Transforming a RDKit depiction function into a Web API with Flask
RDKit is a widely used toolkit to work with molecules in different languages. Web APIs are interfaces that work with request-response message systems, commonly implemented in HTTP and accessible over the internet. Here we will take the RDKit’s function responsible for creating 2D molecular depictions and expose it over the internet, via HTTP, with a request-response system with the help of Flask and Python. We will be able to send molecules in SMILES format and our server will send us back the SVG representation of that molecule.
Environment preparation with conda
Conda is a package, dependency and environment manager for multiples languages. It is very useful to install scientific libraries, since they come compiled and are installed and contained in isolated environment, like Python virtual environments. You can even install Python inside those environments.
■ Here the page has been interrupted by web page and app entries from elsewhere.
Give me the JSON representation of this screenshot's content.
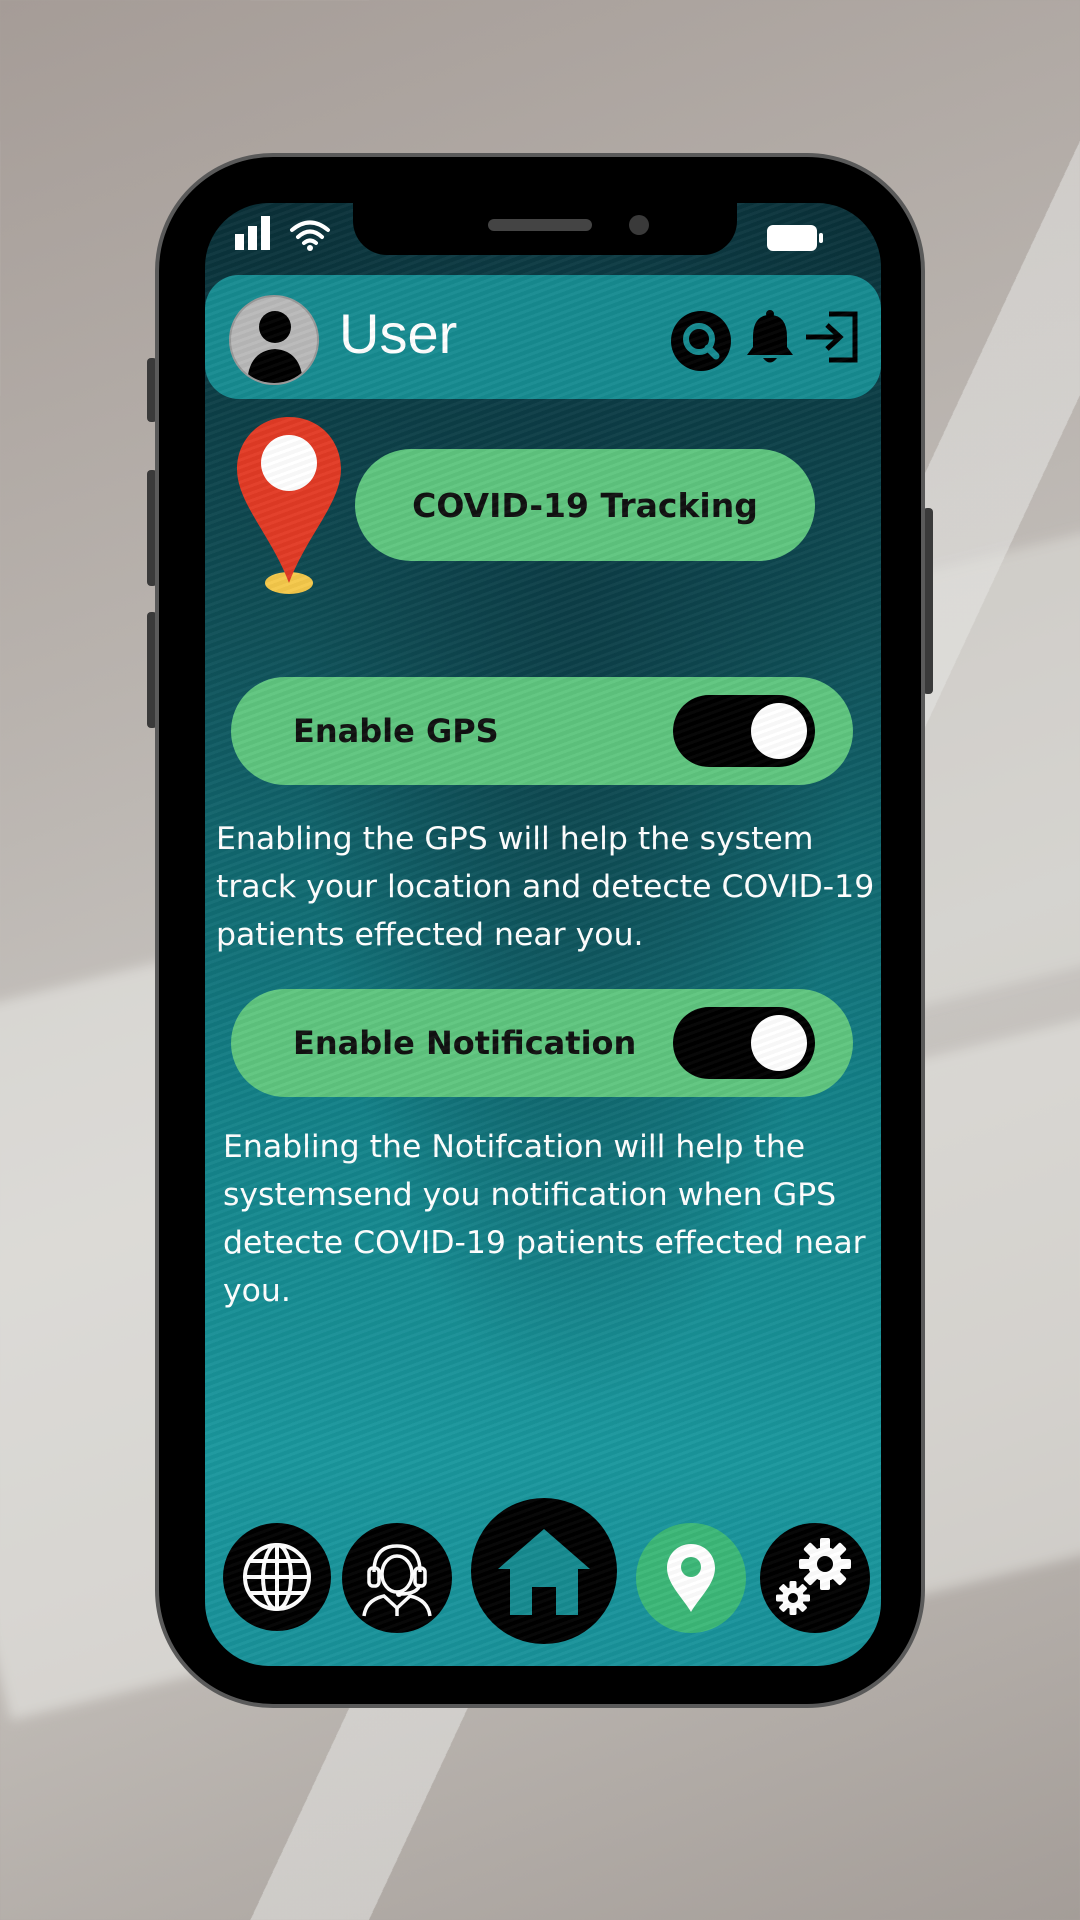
{
  "header": {
    "user_name": "User"
  },
  "tracking": {
    "button_label": "COVID-19 Tracking"
  },
  "gps": {
    "label": "Enable GPS",
    "enabled": true,
    "description": "Enabling the GPS will help the system track your location and detecte COVID-19 patients effected near you."
  },
  "notification": {
    "label": "Enable Notification",
    "enabled": true,
    "description": "Enabling the Notifcation will help the systemsend you notification when GPS detecte COVID-19 patients effected near you."
  },
  "nav": {
    "items": [
      "globe-icon",
      "support-agent-icon",
      "home-icon",
      "location-pin-icon",
      "settings-gears-icon"
    ],
    "active": "location-pin-icon"
  },
  "colors": {
    "accent_green": "#5fc57f",
    "active_nav_green": "#3cb878",
    "header_teal": "#178b91",
    "pin_red": "#e23b25",
    "pin_base_yellow": "#f5c84a"
  }
}
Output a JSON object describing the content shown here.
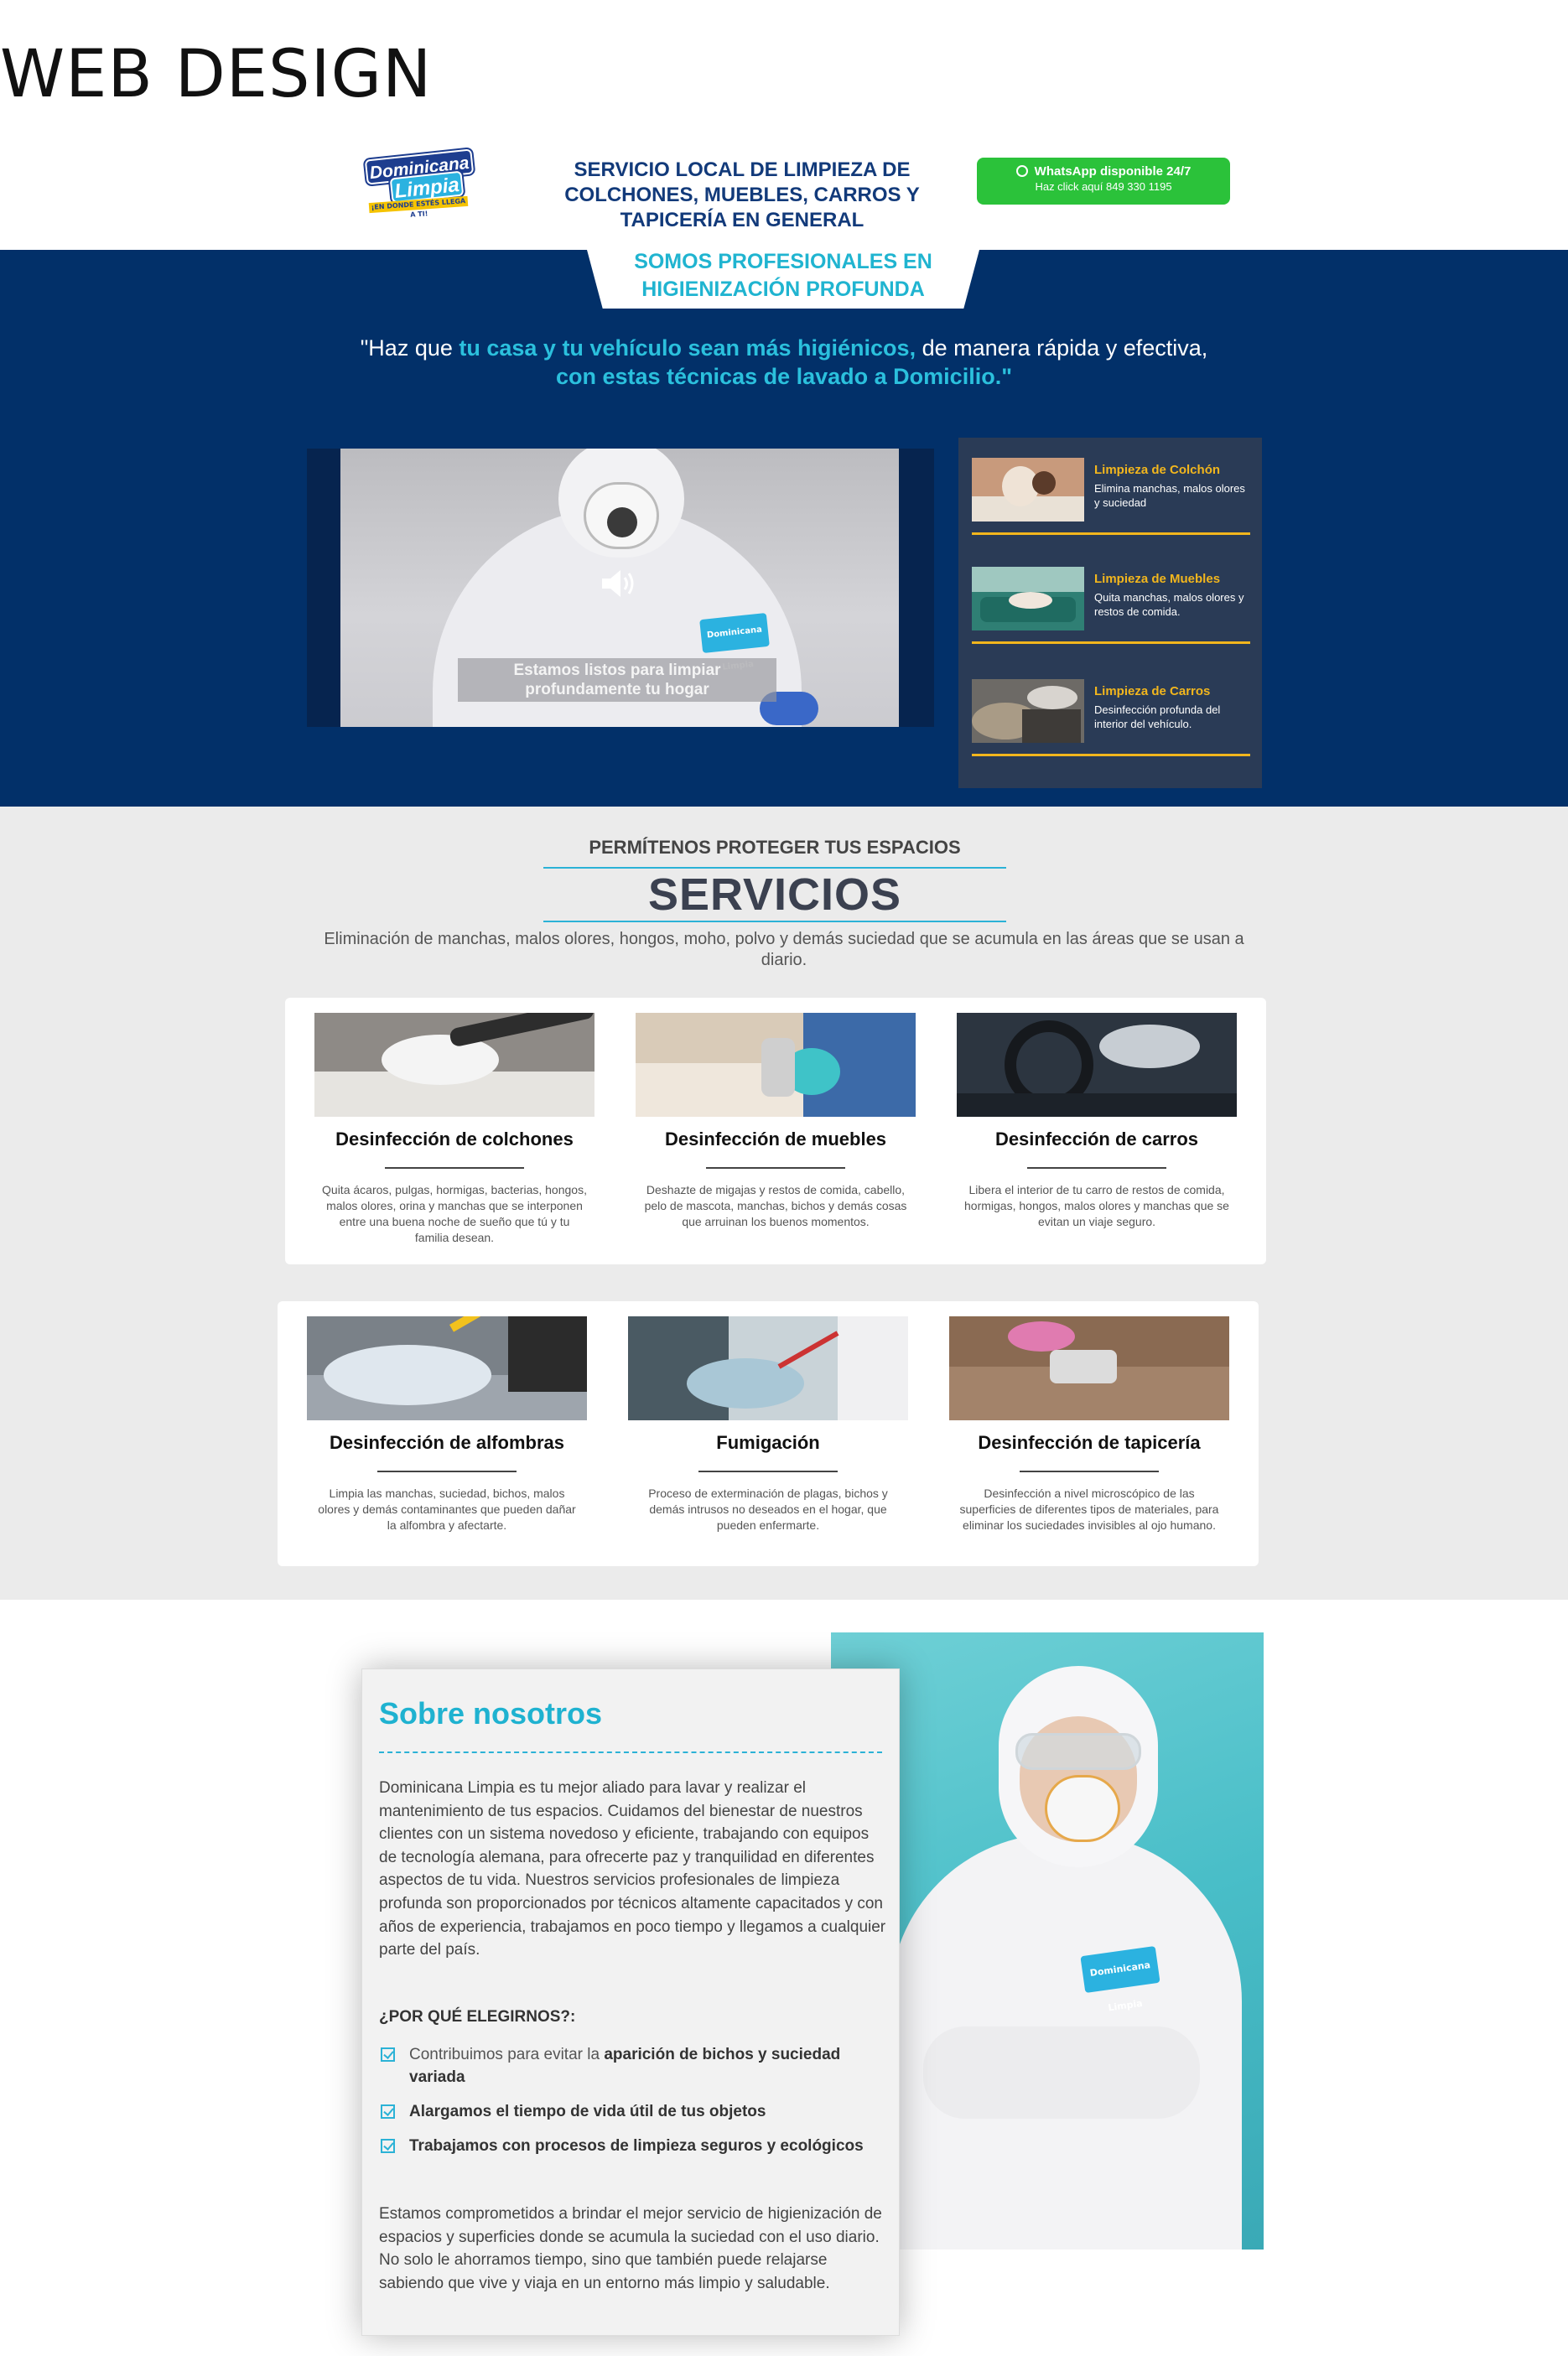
{
  "page_heading": "WEB DESIGN",
  "header": {
    "logo": {
      "line1": "Dominicana",
      "line2": "Limpia",
      "tagline": "¡EN DONDE ESTÉS LLEGA A TI!"
    },
    "title": "SERVICIO LOCAL DE LIMPIEZA DE COLCHONES, MUEBLES, CARROS Y TAPICERÍA EN GENERAL",
    "whatsapp": {
      "label": "WhatsApp disponible 24/7",
      "sub": "Haz click aquí 849 330 1195",
      "icon": "whatsapp-icon"
    }
  },
  "hero": {
    "tab_text": "SOMOS PROFESIONALES EN HIGIENIZACIÓN PROFUNDA",
    "quote": {
      "part1": "\"Haz que ",
      "hl1": "tu casa y tu vehículo sean más higiénicos,",
      "part2": " de manera rápida y efectiva,",
      "hl2": "con estas técnicas de lavado a Domicilio.\""
    },
    "video": {
      "caption": "Estamos listos para limpiar profundamente tu hogar",
      "chest_logo": "Dominicana Limpia",
      "icon": "speaker-icon"
    },
    "services_panel": [
      {
        "title": "Limpieza de Colchón",
        "desc": "Elimina manchas, malos olores y suciedad"
      },
      {
        "title": "Limpieza de Muebles",
        "desc": "Quita manchas, malos olores y restos de comida."
      },
      {
        "title": "Limpieza de Carros",
        "desc": "Desinfección profunda del interior del vehículo."
      }
    ]
  },
  "services": {
    "kicker": "PERMÍTENOS PROTEGER TUS ESPACIOS",
    "title": "SERVICIOS",
    "subtitle": "Eliminación de manchas, malos olores, hongos, moho, polvo y demás suciedad que se acumula en las áreas que se usan a diario.",
    "cards": [
      {
        "title": "Desinfección de colchones",
        "desc": "Quita ácaros, pulgas, hormigas, bacterias, hongos, malos olores, orina y manchas que se interponen entre una buena noche de sueño que tú y tu familia desean."
      },
      {
        "title": "Desinfección de muebles",
        "desc": "Deshazte de migajas y restos de comida, cabello, pelo de mascota, manchas, bichos y demás cosas que arruinan los buenos momentos."
      },
      {
        "title": "Desinfección de carros",
        "desc": "Libera el interior de tu carro de restos de comida, hormigas, hongos, malos olores y manchas que se evitan un viaje seguro."
      },
      {
        "title": "Desinfección de alfombras",
        "desc": "Limpia las manchas, suciedad, bichos, malos olores y demás contaminantes que pueden dañar la alfombra y afectarte."
      },
      {
        "title": "Fumigación",
        "desc": "Proceso de exterminación de plagas, bichos y demás intrusos no deseados en el hogar, que pueden enfermarte."
      },
      {
        "title": "Desinfección de tapicería",
        "desc": "Desinfección a nivel microscópico de las superficies de diferentes tipos de materiales, para eliminar los suciedades invisibles al ojo humano."
      }
    ]
  },
  "about": {
    "title": "Sobre nosotros",
    "p1": "Dominicana Limpia es tu mejor aliado para lavar y realizar el mantenimiento de tus espacios. Cuidamos del bienestar de nuestros clientes con un sistema novedoso y eficiente, trabajando con equipos de tecnología alemana, para ofrecerte paz y tranquilidad en diferentes aspectos de tu vida. Nuestros servicios profesionales de limpieza profunda son proporcionados por técnicos altamente capacitados y con años de experiencia, trabajamos en poco tiempo y llegamos a cualquier parte del país.",
    "why": "¿POR QUÉ ELEGIRNOS?:",
    "reasons": [
      {
        "pre": "Contribuimos para evitar la ",
        "bold": "aparición de bichos y suciedad variada"
      },
      {
        "pre": "",
        "bold": "Alargamos el tiempo de vida útil de tus objetos"
      },
      {
        "pre": "",
        "bold": "Trabajamos con procesos de limpieza seguros y ecológicos"
      }
    ],
    "p2": "Estamos comprometidos a brindar el mejor servicio de higienización de espacios y superficies donde se acumula la suciedad con el uso diario. No solo le ahorramos tiempo, sino que también puede relajarse sabiendo que vive y viaja en un entorno más limpio y saludable.",
    "photo_badge": "Dominicana Limpia"
  },
  "colors": {
    "navy": "#023069",
    "accent": "#2bb2d6",
    "gold": "#f2b61d",
    "whatsapp": "#2bc23a"
  }
}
Grab the Miniconda installer of Conda. This installer only install Conda and Python, since we do not want the full Anaconda distribution.
$ wget https://repo.anaconda.com/miniconda/Miniconda3-latest-Linux-x86_64.sh
After downloading the installer, we run it with bash passing two options: -b
and -p miniconda3
. The first one tells the installer not to ask things, and the second one install the package manager in the current directory, inside the folder passed. In our case miniconda3
.
$ bash Miniconda3-latest-Linux-x86_64.sh -b -p miniconda3
Once installed, we should source a file that will add certain things to our environment. We look to be able to run the conda
command.
$ . miniconda3/etc/profile.d/conda.sh
$ conda -h
Let’s create an environment where to install RDKit. We will also install Python, since we will be using Python to interact with RDKit. We should activate the environment once created, which is similar to activate a Python virtual environment. A flag will appear in our prompt to remember us that we are inside a virtual environment.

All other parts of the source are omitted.